The README documents the three commands. Reproduced here for reference; the rest of the series treats them as familiar.

# one shot — generate + commit
npx tsx ../ts-codegen-pipeline/src/bin/sourcegen.ts run --config sourcegen.config.ts

# in-memory verify (no commit) — reports drift / hand-edits
npx tsx ../ts-codegen-pipeline/src/bin/sourcegen.ts verify --config sourcegen.config.ts

# tests (22 ACs across 5 Features)
npx vitest run --coverage

A first read of the example does not require running the pipeline. The repo includes the generated outputs for browsing. A reader who wants to confirm the convergence-in-three-iterations property is invited to: clone the repo, delete generated/, run sourcegen run, and observe outcome.iterations === 3 in the runner output. The same property is asserted in the unit tests; Part 11 walks the assertion.

Why this example, and not a smaller one

A reader who has skimmed the table above might fairly ask whether a five-stage pipeline would have served the same teaching purpose. The answer is no, and the reason is precise.

A pipeline of one stage proves nothing — single-pass codegen is the templating-engine shape (Part 01, Family 1). A pipeline of two stages where stage 1 reads stage 0's output proves the easy case — forward dependency — which any acyclic plugin chain (esbuild, webpack loaders) can do. The interesting case begins at three stages with at least one backward edge — a stage that lex-orders before its dependency and therefore needs cross-iteration handoff. A pipeline of ten stages with one backward edge is the smallest example that exercises every property the engine claims to provide:

  • Forward dependency across stages (mapper reads dto)
  • Cross-family dependency (validator reads dto + fsm states)
  • Backward edge (registry reads repository)
  • Stage that re-emits when its consumer changes (barrel re-emits to absorb the registry)
  • Stage that conditionally skips when its dependency hasn't landed (dispatcher skips if states isn't in virtFS)

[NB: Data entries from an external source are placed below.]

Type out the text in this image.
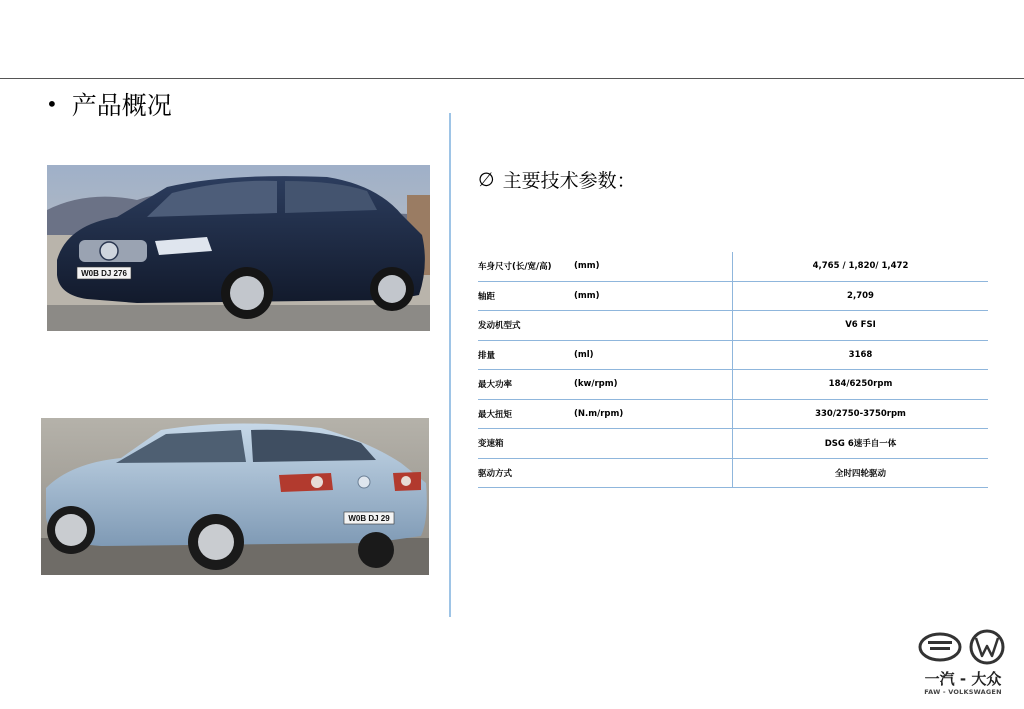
• 产品概况
W0B DJ 276
W0B DJ 29
∅ 主要技术参数：
车身尺寸(长/宽/高)	(mm)	4,765 / 1,820/ 1,472
轴距	(mm)	2,709
发动机型式		V6 FSI
排量	(ml)	3168
最大功率	(kw/rpm)	184/6250rpm
最大扭矩	(N.m/rpm)	330/2750-3750rpm
变速箱		DSG 6速手自一体
驱动方式		全时四轮驱动
一汽 - 大众
FAW - VOLKSWAGEN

A smaller pipeline would skip at least two of those properties and leave the engine's claims partially unsupported. A larger pipeline would add complication without adding new properties to demonstrate. Ten stages is the minimum.

Bridge

Part 03 opens with the convergence loop — the runner code itself, not the example. It walks through how virtFS holds emissions in memory, how the runner detects "no new emissions this iteration", and how the backward-edge in the example forces exactly three iterations. After Part 03 the reader holds the engine's mental model; from there Parts 04–06 work through the three engine invariants (additivity, banner determinism, atomic commit) one by one, and Parts 07–10 walk the example stage by stage.

The Feature for this article is FEAT-TSGEN-02 in assets/features.ts. Its acceptance criteria are: the vertical slice introduced; the ten-stage pipeline table narrated; the three decorator families introduced; the weaving claim stated and scoped to later articles. Each section above maps to one of those ACs.